CRI means “colour rendering index” and scales from 0 to 100. The colour change of 14 standard colours is calculated when an object is exposed to a specific light source and then this is compared to a reference illuminant of the same colour temperature (a black body* is used for colour temperatures up to 5000K and daylight above that). The CRI for a pair of light sources can only be compared if they have the same colour temperature.
In general terms, CRI is a measure of a light source’s ability to show object colors “realistically” or “naturally” compared to a familiar reference source, such as daylight. Sunlight has the perfect CRI which is 100. Higher the value better for your eyes therefore CRI>80 is usually chosen in sports fields to achieve good quality lighting however >90 is much better especially in sports fields with HD cameras. After all it helps us to see the “real” colours.
2) What is CCT?
Correlated color temperature (CCT) is a measure of light source color appearance defined by the proximity of the light source’s chromaticity coordinates to the blackbody locus, as a single number rather than the two required to specify a chromaticity.
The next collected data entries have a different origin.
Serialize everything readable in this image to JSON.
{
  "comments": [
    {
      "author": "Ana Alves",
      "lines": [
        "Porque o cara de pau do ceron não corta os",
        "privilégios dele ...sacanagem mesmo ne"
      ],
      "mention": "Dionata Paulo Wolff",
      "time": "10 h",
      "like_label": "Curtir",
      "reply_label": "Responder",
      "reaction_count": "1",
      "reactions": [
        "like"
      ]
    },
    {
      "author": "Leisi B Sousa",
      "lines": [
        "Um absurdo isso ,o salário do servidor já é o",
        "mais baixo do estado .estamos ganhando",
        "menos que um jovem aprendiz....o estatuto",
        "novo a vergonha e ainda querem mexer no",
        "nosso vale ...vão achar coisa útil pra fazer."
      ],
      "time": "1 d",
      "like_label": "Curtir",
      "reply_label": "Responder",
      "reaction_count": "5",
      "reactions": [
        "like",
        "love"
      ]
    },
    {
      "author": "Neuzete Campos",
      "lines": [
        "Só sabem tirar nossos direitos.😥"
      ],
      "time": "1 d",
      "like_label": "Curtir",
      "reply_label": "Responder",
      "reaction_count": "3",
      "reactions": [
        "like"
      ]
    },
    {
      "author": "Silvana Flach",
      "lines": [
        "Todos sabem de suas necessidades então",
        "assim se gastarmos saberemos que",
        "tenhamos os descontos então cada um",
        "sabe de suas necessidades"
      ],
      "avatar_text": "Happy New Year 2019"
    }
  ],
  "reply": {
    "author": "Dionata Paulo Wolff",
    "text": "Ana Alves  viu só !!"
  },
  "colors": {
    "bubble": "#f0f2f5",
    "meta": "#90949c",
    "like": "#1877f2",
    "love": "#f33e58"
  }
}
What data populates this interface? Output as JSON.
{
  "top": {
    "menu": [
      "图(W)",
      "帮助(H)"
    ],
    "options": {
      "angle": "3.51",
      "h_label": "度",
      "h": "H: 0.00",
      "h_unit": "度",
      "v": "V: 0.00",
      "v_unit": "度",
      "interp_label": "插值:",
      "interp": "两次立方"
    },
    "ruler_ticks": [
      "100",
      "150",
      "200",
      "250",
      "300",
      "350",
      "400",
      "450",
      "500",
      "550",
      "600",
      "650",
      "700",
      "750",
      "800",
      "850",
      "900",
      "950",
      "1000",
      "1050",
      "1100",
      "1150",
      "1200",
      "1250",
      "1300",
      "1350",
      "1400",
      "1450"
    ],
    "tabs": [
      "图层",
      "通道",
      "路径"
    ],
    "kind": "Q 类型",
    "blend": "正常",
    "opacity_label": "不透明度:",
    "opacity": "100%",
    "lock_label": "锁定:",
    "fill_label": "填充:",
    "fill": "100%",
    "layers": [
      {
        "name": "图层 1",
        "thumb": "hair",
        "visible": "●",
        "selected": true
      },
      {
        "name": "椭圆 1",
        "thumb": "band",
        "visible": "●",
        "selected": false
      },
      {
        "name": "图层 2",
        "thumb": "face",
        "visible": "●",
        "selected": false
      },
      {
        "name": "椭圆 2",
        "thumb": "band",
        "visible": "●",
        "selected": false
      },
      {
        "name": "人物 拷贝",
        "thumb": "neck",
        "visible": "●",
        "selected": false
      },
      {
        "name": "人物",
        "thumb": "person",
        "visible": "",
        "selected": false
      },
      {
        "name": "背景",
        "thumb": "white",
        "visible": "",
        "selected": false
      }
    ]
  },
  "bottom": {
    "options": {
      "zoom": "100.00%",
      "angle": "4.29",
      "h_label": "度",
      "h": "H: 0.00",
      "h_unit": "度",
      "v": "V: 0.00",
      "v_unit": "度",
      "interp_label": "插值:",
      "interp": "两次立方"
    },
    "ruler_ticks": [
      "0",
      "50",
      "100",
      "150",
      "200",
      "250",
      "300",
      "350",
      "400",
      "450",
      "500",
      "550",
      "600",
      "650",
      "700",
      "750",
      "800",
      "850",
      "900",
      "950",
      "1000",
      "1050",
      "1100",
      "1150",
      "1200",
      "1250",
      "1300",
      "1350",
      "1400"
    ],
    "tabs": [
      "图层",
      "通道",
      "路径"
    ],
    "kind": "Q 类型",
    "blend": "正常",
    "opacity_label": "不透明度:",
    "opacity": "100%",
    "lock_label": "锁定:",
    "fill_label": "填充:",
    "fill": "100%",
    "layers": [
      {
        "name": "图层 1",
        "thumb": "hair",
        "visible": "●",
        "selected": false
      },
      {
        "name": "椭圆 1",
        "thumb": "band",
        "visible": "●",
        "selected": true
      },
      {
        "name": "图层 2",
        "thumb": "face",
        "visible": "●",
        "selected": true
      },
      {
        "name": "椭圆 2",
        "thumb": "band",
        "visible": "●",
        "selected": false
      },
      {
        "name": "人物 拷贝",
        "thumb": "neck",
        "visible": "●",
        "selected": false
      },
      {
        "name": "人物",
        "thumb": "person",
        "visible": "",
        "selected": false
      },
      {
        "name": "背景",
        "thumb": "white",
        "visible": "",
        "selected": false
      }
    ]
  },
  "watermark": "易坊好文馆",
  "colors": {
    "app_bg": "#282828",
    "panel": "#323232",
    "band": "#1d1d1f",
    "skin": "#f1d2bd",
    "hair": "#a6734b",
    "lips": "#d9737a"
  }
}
The lighting industry to accept CCT as a shorthand means of reporting the color appearance of “white” light emitted from electric light sources. CCT values of most commercially available light sources usually range from 2700 K to 6500 K. CCT values are intended by the lighting industry to give specifiers a general indication of the apparent “warmth” or “coolness” of the light emitted by the source. According to lighting industry convention, lamps with low CCT values (2700 K to 3000 K) provide light that appears “warm,” while lamps having high CCT values (4000 K to 6500 K) provide light that appears “cool.” This convention may have been established because non-electric light sources with low CCTs, such as fire, connote warmth. However, this industry convention may be confusing to many people because the higher the CCT of the lamp, the “cooler” the light appears.
Current digital camera technology allows the video-produced media to be altered to ‘gain’ colour and contrast, as needed to produce the desired colour quality. Acceptable colour temperature for outdoor stadiums for all classes of competition is Tk ≥ 4,000. Selecting “cool” white colours is better.
3) What About Colour Consistency?
Color consistency refers to the average amount of variation in chromaticity among a batch of supposedly identical lamp sample.
The MacAdam ellipse is a system of colour measurement. It measures how much colour variation is possible around these axes, before the human eye detects a colour change. A series of ellipses can then be drawn around any target colour, and the closer any given lamp is to the target, the less colour deviation will be experienced when these lamps are placed side by side in an installation.
The distance from the target point in each ellipse is measured in SDCM. An SDCM of 1 step means that there is no colour difference between LED chips, 2-3 SDCM means that there is hardly any visible colour difference. Therefore smaller the number is better for our sports fields. MacAdam ellipse is much more popular in LED’s than any other type of light sources.